Was jedem normalen Menschen einleuchtet, ist heutzutage ein
Diskussionsthema. Dem beachtlichen Wahlerfolg der Piratenpartei ist es zu
verdanken, dass man allen Ernstes darüber debattiert, ob Jack die Leute nicht
einfach klauen lassen sollte, wenn sie doch wollen, und dass es doch nicht sein
könne, dass jeder, der halt mal was mitgehen lässt, kriminalisiert würde, usw.
Klar, ich seh jetzt schon, wie einige die Augen verdrehen. „Wie
kann er denn illegale Downloads mit Ladendiebstahl gleichsetzen, wenn man Mucke
lädt ‚fehlt‘ schließlich keine CD, folglich gibt es also auch keinen Schaden!
Und außerdem, wer sagt denn, dass jeder, der die Musik lädt, sich die CD auch
kaufen würde? Keiner!

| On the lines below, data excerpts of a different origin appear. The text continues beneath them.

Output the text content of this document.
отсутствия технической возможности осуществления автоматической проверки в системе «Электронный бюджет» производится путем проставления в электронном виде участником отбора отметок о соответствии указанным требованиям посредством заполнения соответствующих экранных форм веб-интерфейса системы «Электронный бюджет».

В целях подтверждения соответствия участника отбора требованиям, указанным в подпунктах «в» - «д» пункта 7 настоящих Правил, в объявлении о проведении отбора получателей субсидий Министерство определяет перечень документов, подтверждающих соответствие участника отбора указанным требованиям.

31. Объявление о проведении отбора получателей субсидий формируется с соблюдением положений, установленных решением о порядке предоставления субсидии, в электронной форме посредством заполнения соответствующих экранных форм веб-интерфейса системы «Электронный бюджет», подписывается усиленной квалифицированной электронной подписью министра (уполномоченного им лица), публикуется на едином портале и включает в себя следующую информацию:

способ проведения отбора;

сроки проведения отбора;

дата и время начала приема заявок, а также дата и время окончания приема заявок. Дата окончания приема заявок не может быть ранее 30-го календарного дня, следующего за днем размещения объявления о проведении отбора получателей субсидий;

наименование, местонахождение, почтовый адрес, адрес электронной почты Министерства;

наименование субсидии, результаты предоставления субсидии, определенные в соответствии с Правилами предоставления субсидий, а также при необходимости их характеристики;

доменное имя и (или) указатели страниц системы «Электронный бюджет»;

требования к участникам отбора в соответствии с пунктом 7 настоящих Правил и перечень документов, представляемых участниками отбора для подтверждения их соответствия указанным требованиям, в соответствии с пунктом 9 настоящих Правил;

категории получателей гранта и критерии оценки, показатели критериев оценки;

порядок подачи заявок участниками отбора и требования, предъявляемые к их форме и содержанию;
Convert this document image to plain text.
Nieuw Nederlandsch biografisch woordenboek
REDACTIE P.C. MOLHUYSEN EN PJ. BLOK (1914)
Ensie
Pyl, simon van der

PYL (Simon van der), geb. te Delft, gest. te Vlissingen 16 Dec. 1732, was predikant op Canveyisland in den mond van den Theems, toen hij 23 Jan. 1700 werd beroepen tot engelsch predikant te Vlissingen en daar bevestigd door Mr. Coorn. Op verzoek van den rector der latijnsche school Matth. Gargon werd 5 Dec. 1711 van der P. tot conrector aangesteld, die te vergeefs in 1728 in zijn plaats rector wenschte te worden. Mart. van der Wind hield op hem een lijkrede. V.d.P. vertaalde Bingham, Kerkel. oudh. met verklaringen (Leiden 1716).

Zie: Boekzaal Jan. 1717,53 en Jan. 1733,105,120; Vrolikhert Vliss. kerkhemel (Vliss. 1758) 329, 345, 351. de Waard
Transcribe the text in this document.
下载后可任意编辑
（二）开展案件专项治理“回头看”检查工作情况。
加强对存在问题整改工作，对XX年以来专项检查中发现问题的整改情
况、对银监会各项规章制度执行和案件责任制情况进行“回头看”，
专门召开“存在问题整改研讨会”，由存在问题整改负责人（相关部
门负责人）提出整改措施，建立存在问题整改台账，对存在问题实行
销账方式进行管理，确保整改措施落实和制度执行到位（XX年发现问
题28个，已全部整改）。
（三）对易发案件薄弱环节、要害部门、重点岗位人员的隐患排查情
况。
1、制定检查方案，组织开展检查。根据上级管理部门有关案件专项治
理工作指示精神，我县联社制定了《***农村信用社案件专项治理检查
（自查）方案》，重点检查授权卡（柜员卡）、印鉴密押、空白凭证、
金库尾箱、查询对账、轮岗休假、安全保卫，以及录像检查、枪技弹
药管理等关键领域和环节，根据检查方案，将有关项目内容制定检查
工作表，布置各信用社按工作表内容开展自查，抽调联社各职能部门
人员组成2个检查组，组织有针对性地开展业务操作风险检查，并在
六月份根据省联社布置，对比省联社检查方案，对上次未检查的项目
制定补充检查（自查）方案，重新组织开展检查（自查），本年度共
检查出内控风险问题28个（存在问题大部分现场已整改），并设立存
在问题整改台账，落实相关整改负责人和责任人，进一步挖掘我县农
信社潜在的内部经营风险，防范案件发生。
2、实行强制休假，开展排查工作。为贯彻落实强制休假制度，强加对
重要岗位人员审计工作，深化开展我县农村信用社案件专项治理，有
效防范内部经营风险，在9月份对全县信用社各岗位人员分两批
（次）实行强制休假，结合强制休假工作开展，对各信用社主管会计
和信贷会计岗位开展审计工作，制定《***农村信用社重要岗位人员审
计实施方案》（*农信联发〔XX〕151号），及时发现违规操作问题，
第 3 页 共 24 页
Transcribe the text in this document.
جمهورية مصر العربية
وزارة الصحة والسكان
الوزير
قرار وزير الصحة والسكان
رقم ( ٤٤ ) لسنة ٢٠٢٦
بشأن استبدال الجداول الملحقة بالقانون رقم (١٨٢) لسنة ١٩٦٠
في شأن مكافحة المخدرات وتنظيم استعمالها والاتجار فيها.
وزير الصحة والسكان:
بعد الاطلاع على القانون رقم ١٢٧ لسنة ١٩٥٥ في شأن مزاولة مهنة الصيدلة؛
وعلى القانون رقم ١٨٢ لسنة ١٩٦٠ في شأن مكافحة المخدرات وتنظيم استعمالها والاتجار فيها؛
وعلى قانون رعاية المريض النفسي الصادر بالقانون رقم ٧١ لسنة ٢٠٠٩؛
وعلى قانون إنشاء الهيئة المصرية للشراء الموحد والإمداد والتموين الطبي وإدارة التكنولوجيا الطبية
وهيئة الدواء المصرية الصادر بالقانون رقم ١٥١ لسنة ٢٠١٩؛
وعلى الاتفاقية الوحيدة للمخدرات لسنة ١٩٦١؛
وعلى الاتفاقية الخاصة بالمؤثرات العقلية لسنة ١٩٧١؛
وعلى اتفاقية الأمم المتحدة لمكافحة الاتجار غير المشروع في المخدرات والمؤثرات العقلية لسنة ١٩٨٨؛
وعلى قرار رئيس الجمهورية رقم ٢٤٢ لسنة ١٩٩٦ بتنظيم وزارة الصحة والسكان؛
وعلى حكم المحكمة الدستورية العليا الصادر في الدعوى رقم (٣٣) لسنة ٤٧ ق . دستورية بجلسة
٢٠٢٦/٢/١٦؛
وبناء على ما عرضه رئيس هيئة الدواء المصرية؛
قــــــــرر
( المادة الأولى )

Überhaupt, Musik sollte man aus Liebe machen, und nicht
wegen der Kohle! Und außerdem, ein Raubkopierer kriegt zehn Jahre Haft und ein
Kinderficker nur Bewährung, ist das etwa gerecht?“
Gestattet, dass auch ich nun die Augen verdrehe. Denn so
sehr auch ich härtere Strafen für Kinderficker befürworte, so sehr gehen all
diese Argumente am Problem vorbei. Aber der Reihe nach.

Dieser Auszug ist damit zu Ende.